Nottingham crash test professor 'saved' by helmet
- 28 May 2011
- From the section Nottingham
A Nottingham professor said his bike helmet had saved his life when he suffered the "ultimate ironic injury".
Donal McNally, 45, simulates accidents and looks at how the human skeleton reacts to stress. He was hit from behind by a car near Bradmore while cycling home in 2010.
The University of Nottingham academic suffered three neck fractures, a lower back fracture and three cracked ribs.
He is encouraging all cyclists to wear helmets and high visibility clothing.
The keen rider spent more than two weeks in hospital and four months off work after the accident.
"I was phenomenally lucky from the moment the car hit my bike. It was a high energy impact," he said.
Professor McNally has been conducting research into spinal mechanics for more than two decades.

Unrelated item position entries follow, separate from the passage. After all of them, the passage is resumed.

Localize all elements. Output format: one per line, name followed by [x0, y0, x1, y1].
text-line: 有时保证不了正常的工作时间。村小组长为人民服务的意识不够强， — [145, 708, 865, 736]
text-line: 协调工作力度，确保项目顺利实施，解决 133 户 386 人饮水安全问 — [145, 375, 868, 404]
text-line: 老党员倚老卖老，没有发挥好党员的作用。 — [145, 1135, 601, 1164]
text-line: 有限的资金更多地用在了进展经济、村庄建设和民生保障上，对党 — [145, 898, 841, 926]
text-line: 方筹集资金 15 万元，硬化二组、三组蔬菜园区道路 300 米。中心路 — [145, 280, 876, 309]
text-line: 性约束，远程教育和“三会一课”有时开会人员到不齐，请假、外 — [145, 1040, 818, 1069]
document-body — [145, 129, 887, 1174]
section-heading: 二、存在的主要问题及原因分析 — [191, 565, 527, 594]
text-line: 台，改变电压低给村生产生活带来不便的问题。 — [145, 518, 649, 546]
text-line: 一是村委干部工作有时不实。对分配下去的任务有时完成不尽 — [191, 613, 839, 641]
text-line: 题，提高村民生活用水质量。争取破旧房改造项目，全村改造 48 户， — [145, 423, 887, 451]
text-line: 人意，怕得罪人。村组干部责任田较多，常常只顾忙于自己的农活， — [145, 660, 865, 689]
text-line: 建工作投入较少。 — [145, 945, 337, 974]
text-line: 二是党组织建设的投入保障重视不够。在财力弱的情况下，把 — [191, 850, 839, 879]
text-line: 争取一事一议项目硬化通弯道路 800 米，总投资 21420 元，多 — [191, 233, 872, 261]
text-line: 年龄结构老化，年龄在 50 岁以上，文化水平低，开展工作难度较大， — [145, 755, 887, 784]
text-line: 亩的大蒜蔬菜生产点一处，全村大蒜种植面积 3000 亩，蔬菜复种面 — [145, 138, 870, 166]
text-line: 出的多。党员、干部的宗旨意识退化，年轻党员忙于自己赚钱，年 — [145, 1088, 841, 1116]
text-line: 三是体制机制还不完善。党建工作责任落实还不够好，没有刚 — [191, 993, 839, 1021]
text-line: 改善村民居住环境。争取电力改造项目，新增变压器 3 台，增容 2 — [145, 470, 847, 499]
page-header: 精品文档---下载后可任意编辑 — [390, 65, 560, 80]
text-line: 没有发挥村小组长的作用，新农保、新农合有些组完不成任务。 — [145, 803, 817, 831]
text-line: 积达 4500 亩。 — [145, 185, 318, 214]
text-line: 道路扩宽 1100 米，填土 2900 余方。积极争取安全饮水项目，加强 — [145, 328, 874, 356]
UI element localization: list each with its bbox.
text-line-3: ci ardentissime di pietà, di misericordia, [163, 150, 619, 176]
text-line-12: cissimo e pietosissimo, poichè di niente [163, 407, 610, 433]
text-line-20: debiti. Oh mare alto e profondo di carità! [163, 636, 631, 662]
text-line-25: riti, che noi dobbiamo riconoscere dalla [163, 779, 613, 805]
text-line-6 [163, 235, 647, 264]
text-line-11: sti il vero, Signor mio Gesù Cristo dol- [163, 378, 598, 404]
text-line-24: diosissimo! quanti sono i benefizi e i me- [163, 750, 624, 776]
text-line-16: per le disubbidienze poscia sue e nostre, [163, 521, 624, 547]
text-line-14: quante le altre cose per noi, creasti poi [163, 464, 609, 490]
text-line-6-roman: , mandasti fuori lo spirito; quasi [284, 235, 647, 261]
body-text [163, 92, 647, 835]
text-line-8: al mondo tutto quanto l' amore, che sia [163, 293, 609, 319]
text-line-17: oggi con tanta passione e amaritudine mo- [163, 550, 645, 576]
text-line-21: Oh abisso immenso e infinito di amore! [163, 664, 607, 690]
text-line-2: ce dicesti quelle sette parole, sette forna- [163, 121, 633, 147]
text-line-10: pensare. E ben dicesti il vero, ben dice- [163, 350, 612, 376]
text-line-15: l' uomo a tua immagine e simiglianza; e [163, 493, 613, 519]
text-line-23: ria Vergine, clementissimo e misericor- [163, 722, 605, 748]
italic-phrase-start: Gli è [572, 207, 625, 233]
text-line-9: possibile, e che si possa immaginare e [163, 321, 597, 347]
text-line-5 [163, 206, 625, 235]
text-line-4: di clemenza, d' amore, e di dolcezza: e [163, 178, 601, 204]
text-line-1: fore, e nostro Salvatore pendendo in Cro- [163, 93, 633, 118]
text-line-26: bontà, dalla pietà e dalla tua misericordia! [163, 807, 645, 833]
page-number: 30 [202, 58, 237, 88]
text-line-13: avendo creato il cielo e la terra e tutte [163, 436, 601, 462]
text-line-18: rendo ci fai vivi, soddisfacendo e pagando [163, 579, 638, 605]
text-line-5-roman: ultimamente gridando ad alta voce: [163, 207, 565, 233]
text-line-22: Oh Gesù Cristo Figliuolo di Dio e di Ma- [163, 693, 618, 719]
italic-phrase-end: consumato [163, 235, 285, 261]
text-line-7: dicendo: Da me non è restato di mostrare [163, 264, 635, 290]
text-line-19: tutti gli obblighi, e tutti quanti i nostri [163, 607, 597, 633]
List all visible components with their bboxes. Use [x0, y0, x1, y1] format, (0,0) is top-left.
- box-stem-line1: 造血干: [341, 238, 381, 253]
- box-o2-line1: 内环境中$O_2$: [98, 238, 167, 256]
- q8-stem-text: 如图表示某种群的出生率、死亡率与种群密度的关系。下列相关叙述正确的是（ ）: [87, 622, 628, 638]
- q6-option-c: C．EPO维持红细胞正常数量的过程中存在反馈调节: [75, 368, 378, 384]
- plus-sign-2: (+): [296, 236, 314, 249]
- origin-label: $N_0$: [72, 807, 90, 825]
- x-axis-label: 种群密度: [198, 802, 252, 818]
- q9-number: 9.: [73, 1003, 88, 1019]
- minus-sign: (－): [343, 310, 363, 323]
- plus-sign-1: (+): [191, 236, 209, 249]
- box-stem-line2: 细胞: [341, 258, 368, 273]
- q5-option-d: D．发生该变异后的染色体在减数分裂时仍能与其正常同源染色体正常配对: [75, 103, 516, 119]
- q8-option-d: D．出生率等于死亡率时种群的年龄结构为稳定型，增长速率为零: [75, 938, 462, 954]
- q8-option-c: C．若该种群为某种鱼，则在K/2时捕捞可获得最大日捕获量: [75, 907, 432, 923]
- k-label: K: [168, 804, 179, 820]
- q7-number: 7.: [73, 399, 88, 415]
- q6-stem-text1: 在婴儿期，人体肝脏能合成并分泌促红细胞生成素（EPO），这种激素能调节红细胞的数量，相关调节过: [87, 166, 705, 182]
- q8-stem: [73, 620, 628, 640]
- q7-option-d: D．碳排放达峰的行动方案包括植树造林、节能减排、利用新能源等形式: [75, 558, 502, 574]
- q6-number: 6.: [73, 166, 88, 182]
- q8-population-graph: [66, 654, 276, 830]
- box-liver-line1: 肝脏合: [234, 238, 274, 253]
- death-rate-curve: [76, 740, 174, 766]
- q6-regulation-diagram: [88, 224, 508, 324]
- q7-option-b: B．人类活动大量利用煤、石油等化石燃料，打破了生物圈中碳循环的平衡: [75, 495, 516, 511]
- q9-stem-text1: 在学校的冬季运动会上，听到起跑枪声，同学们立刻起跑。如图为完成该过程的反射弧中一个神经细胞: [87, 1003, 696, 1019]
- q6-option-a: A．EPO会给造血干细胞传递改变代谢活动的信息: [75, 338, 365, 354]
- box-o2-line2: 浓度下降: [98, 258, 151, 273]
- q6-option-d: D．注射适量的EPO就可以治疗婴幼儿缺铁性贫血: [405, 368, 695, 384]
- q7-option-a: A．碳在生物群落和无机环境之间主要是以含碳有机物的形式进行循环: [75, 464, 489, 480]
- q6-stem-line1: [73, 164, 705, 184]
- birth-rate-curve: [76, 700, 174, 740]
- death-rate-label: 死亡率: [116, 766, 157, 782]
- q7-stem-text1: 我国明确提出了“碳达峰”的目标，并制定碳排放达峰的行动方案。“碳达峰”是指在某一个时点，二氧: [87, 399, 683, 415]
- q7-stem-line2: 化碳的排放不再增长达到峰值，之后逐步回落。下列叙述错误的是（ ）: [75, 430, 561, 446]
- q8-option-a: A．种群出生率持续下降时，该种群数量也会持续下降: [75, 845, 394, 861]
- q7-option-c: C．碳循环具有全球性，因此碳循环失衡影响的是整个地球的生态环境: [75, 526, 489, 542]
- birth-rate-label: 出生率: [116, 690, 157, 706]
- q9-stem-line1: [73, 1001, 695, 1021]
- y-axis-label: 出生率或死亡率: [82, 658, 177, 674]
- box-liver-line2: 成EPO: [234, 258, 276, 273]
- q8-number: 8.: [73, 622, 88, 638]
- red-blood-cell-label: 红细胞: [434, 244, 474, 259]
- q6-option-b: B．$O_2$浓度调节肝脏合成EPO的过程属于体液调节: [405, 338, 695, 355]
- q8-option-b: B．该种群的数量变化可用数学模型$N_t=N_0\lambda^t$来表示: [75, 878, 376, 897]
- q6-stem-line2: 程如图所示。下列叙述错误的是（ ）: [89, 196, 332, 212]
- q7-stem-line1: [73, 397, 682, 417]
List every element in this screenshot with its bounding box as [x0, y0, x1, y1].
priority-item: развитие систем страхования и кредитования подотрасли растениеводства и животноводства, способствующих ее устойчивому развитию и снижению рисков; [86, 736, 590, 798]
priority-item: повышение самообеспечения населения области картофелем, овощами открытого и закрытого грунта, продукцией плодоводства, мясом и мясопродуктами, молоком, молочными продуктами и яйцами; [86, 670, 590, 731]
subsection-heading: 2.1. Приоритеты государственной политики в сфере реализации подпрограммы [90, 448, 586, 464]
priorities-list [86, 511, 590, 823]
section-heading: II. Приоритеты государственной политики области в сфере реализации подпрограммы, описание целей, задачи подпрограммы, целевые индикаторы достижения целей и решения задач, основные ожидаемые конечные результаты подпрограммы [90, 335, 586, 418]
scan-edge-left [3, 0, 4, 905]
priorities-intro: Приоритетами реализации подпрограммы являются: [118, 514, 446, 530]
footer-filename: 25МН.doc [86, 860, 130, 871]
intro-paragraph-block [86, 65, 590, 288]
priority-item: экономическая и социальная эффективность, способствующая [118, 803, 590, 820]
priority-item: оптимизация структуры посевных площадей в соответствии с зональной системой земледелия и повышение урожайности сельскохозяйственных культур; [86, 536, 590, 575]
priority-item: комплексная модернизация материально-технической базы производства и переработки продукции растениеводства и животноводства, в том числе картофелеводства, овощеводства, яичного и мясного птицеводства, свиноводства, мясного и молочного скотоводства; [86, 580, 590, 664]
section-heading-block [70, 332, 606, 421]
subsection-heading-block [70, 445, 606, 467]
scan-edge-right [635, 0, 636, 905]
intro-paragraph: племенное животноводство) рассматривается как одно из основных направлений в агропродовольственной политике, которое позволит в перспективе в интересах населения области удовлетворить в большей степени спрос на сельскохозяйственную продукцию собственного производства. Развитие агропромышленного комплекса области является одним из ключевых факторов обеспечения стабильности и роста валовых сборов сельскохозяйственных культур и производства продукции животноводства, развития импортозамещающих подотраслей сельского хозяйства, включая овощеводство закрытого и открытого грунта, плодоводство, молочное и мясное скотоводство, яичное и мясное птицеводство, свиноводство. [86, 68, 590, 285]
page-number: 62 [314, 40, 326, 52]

"It was the ultimate ironic injury. Strength of vertebrae and vertical fractures are two of the things I do a lot of," he said.
"Had my body had that extra bit of energy taken by the helmet it could have been much, much worse.
"My GP says I am lucky to be alive."
Katharine Amina Choonara, 28, the driver of the car that hit Professor McNally's bicycle, pleaded guilty to dangerous driving at Nottingham Crown Court.
She was disqualified from driving for 18 months and given a 150-hour community service order.
Three cyclists were killed and 63 seriously injured on the county's roads in 2010, according to Nottinghamshire Road Safety Partnership.
Spokesperson Pam Shaw said: "There is an increase in cyclists at this time of year and we need to make drivers aware of this.
"Cyclists are among the most vulnerable road users."